Pop Culture

Nobody Says No to Jenifer Lewis

Jenifer Lewis flips open her newest memoir, the cheerily titled Walking in My Joy: In These Streets, and appraises the first photo inside: a distressing black-and-white selfie of her swollen face. It’s a jarring first image—puffy cheeks, a miserable expression—and is starkly at odds with the book’s glamorous cover portrait, featuring Lewis in a floor-length pink gown, kicking up a foot ensconced in a bedazzled heel. 

It’s meant to be outrageous. “How about this shit?” she exclaims over Zoom from her home in Los Angeles, holding the photo next to her face. “I put it in black and white, just to shock the fuck outta everybody. To go from this pretty, happy bitch to that! This is what stress looks like, bitches!”

This is the one-two punch of Lewis, the diva who loves to get real. Affectionately nicknamed the mother of Black Hollywood, she’s appeared in 400 episodic TV shows, 68 movies, and four Broadway shows. Among her hits? Playing Grandma Ruby in Black-ish, demanding matriarchs in Poetic Justice and What’s Love Got to Do With It and starring alongside Meryl Streep in Mother Courage and Her Children. In July, Lewis, currently starring in the Showtime series I Love That for You, cemented her achievements with a hard-earned star on the Walk of Fame. “Everybody [sent] flowers,” Lewis recalled. “My house looked like a funeral home at one point!”

Lewis chronicled her early successes in her first memoir, The Mother of Black Hollywood—a tart but sage tome about her career, her journey with bipolar disorder, and her sex addiction. Now she’s back with Walking in My Joy, which picks up where The Mother left off, chronicling her life during the Trump years and the pandemic. Walking has the same campy, conversational tone as Lewis’s first book. It’s decidedly funnier and louder, but also grounded by deeply personal stories, including a detailed examination of her relationship with an ex-boyfriend who scammed her out of $50,000. (He pleaded guilty to a federal fraud charge in 2020.) There’s also a devastating story about Lewis’s friend Kathy Griffin, who called Lewis one night during the height of quarantine, afraid she had overdosed on sleeping pills. 

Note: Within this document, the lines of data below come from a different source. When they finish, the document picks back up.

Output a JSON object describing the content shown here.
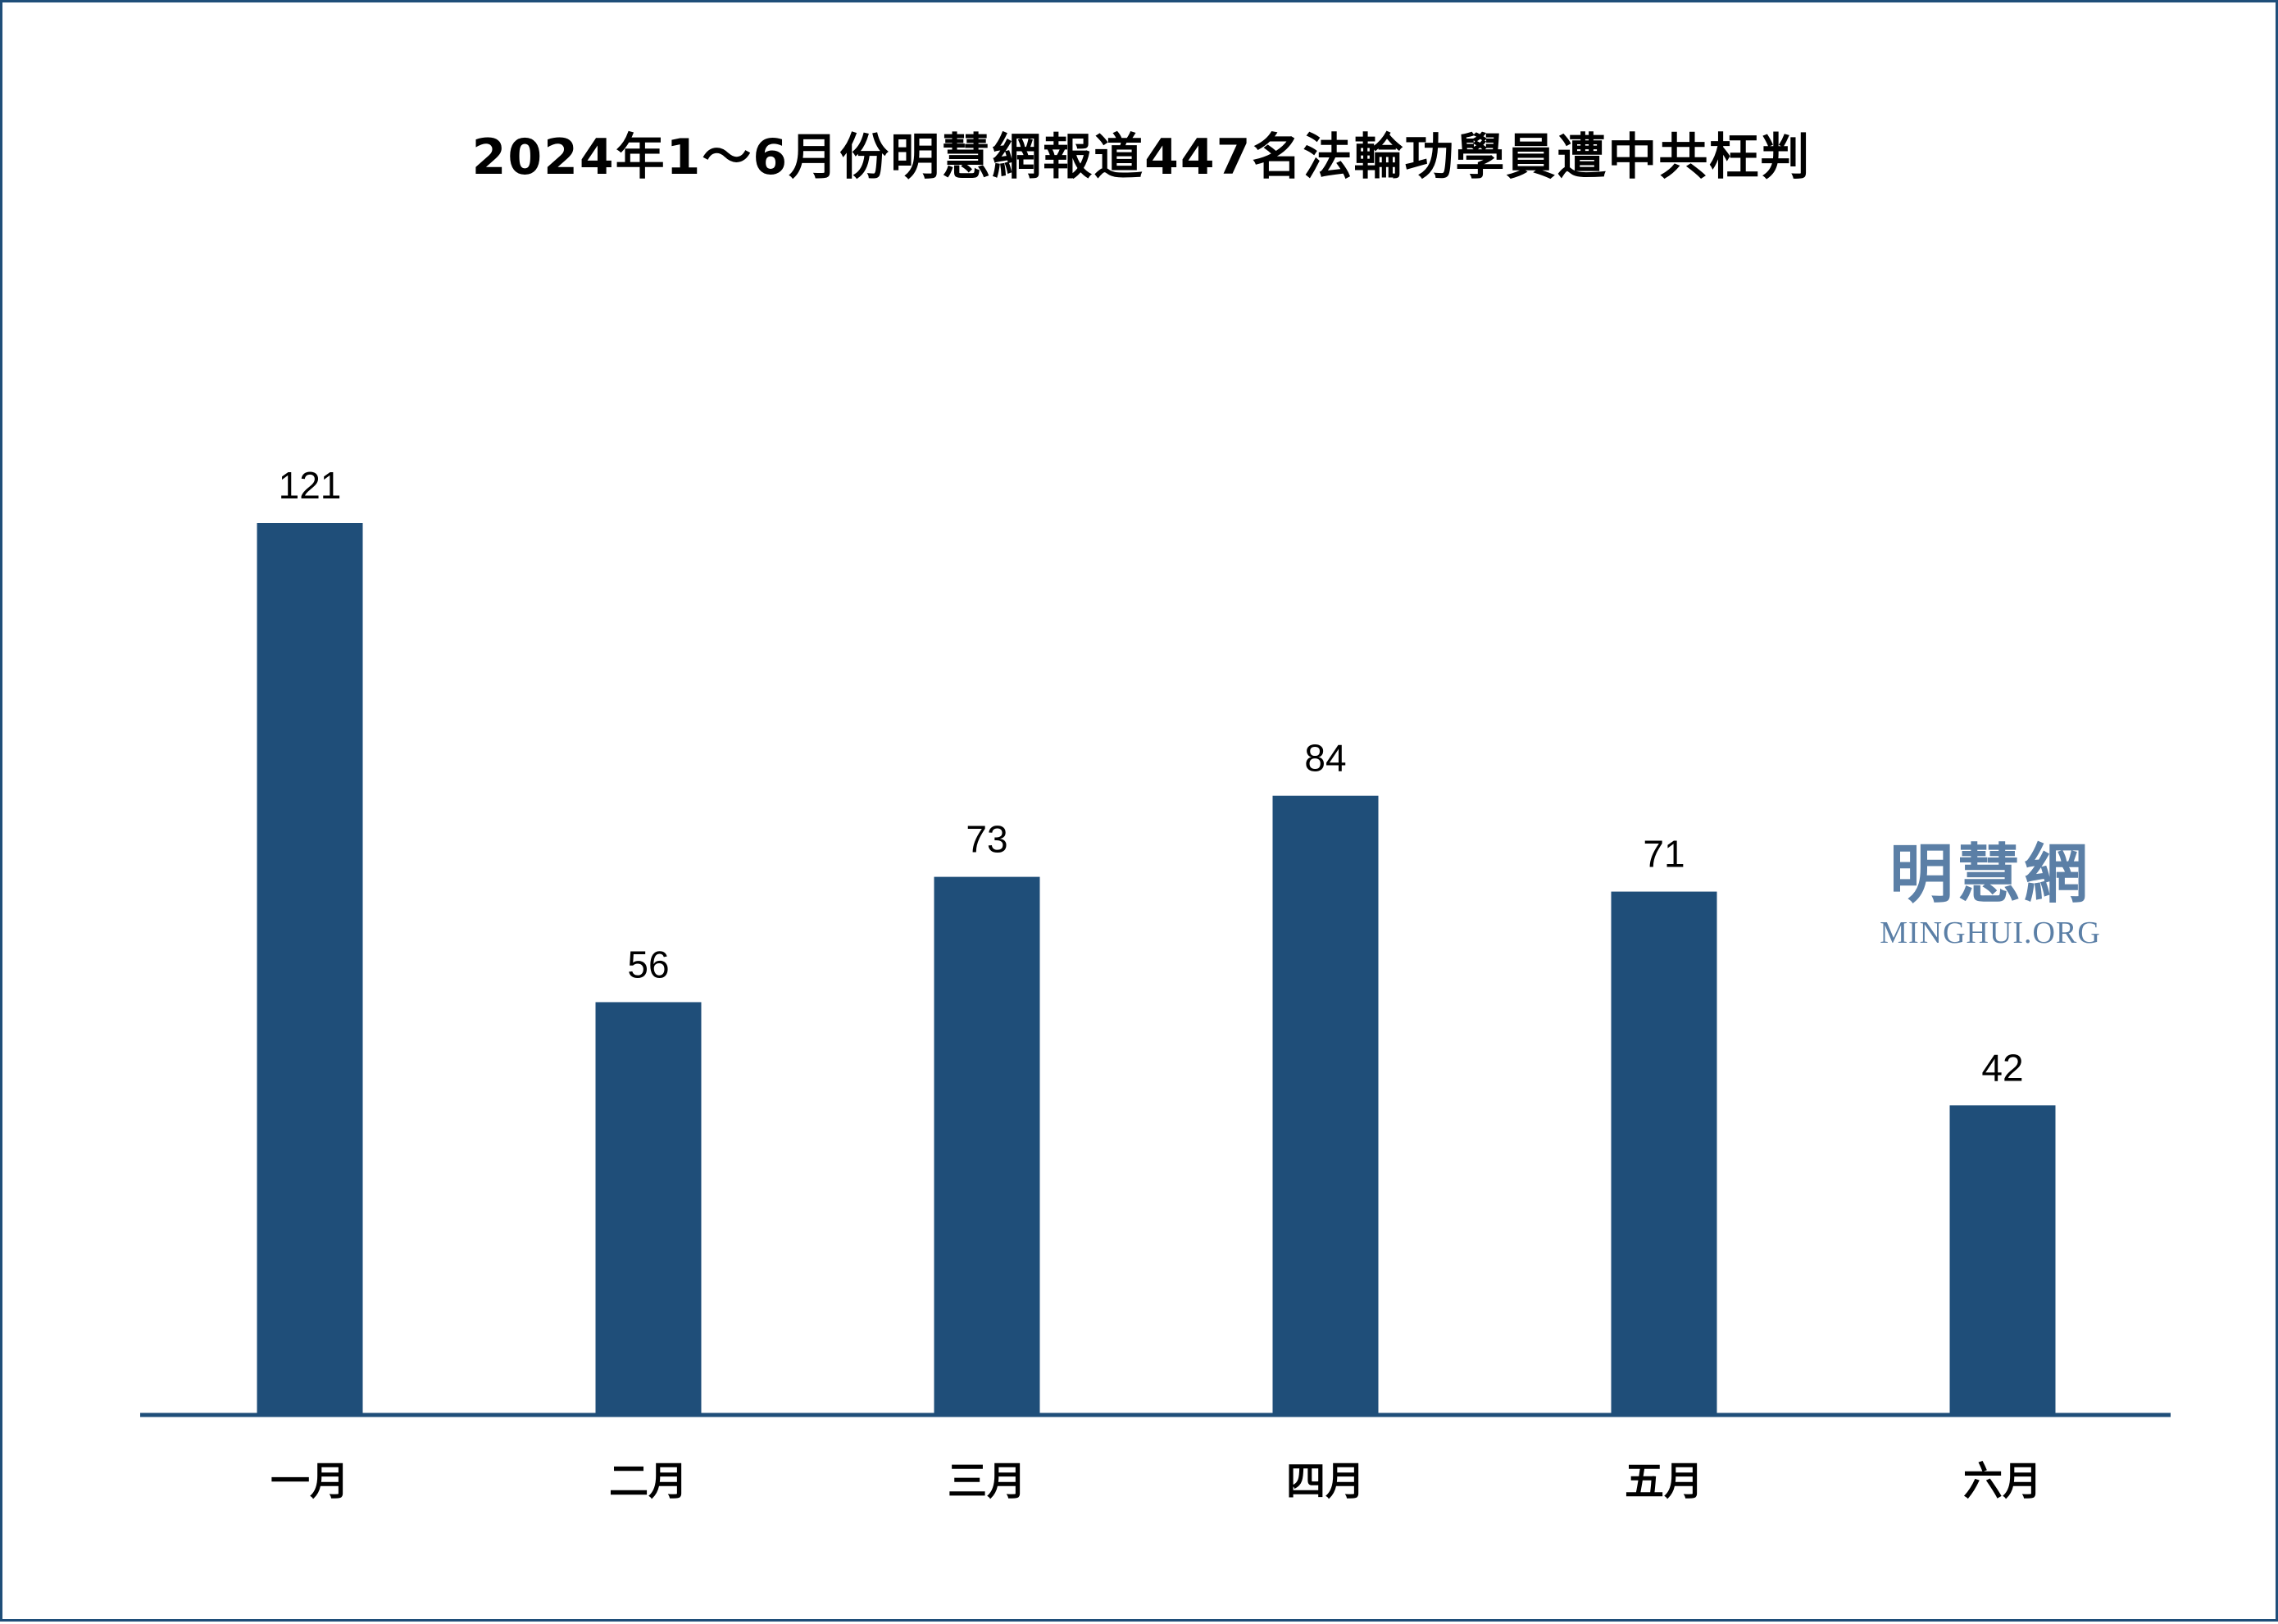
{
  "chart_data": {
    "type": "bar",
    "title": "2024年1～6月份明慧網報道447名法輪功學員遭中共枉判",
    "categories": [
      "一月",
      "二月",
      "三月",
      "四月",
      "五月",
      "六月"
    ],
    "values": [
      121,
      56,
      73,
      84,
      71,
      42
    ],
    "xlabel": "",
    "ylabel": "",
    "ylim": [
      0,
      121
    ],
    "grid": false,
    "legend": "none",
    "data_labels": true,
    "bar_color": "#1f4e79",
    "axis_color": "#1f4e79"
  },
  "watermark": {
    "cn": "明慧網",
    "en": "MINGHUI.ORG",
    "color": "#5b7fa6"
  }
}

“‘I need help’ [are] three of the most powerful words on the planet,” Lewis says. “And certainly the most difficult to say.” The book reflects that message, with Lewis writing about her own mental health struggles and how she herself has continued to push through. “Show business is easy,” she says. “Show business is brushing my teeth now. But mental, spiritual, and physical self-care is the most important thing. To put these thoughts and feelings into a book is one of the best things I’ve done because I have so much in me. So much gratitude. And so many crazy stories.”

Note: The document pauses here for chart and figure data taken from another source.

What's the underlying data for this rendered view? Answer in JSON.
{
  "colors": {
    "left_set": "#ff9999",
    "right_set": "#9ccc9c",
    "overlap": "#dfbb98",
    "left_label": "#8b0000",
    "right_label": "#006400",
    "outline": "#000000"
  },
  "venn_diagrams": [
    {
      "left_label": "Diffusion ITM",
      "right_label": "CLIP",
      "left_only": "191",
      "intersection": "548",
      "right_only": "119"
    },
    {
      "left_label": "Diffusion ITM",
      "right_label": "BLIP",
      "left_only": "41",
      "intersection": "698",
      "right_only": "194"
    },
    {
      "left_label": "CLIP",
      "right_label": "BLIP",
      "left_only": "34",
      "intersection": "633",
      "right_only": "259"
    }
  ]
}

Vanity Fair: The book is very political. There’s a very strong anti-Trump stance. There’s political spoken-word lyrics between each chapter. When did you decide to make politics a theme?

Jenifer Lewis: It’s a theme throughout because it is what I was living. When the Trump era came, a fire was lit under me politically. I knew it was a dangerous situation. I knew before he was elected he was mentally ill. I know what it looks like. He went on to display every symptom of a sociopath. It was just wrong. I had to do everything I could to let people know during a very difficult time that we’re going to be all right. 

Those songs [in the book] were written after major events in this country. “Take Your Knee off My Neck” was after George Floyd. “We’re Going to Be All Right” was after the shooting in Florida [at Pulse nightclub]. One came from Parkland. There was an overhead camera shot of the kids coming out of the school with their hands above their heads, and I could see one little boy’s arms were extended forward. I knew he was in shock, because I know what shock looks like. God gave a snail a shell; shock is our shell when things can’t be processed. When the guy came into my apartment in New York with a knife. When I nearly drowned in the Pacific. When my girlfriend revealed to me my boyfriend was a con artist—these were times I went into shock. When I’m out in the world on tour with my books, I’m not selling books. I don’t need that money. Writing these books was giving these kids the knowledge that no matter how big the fire is, they can come through.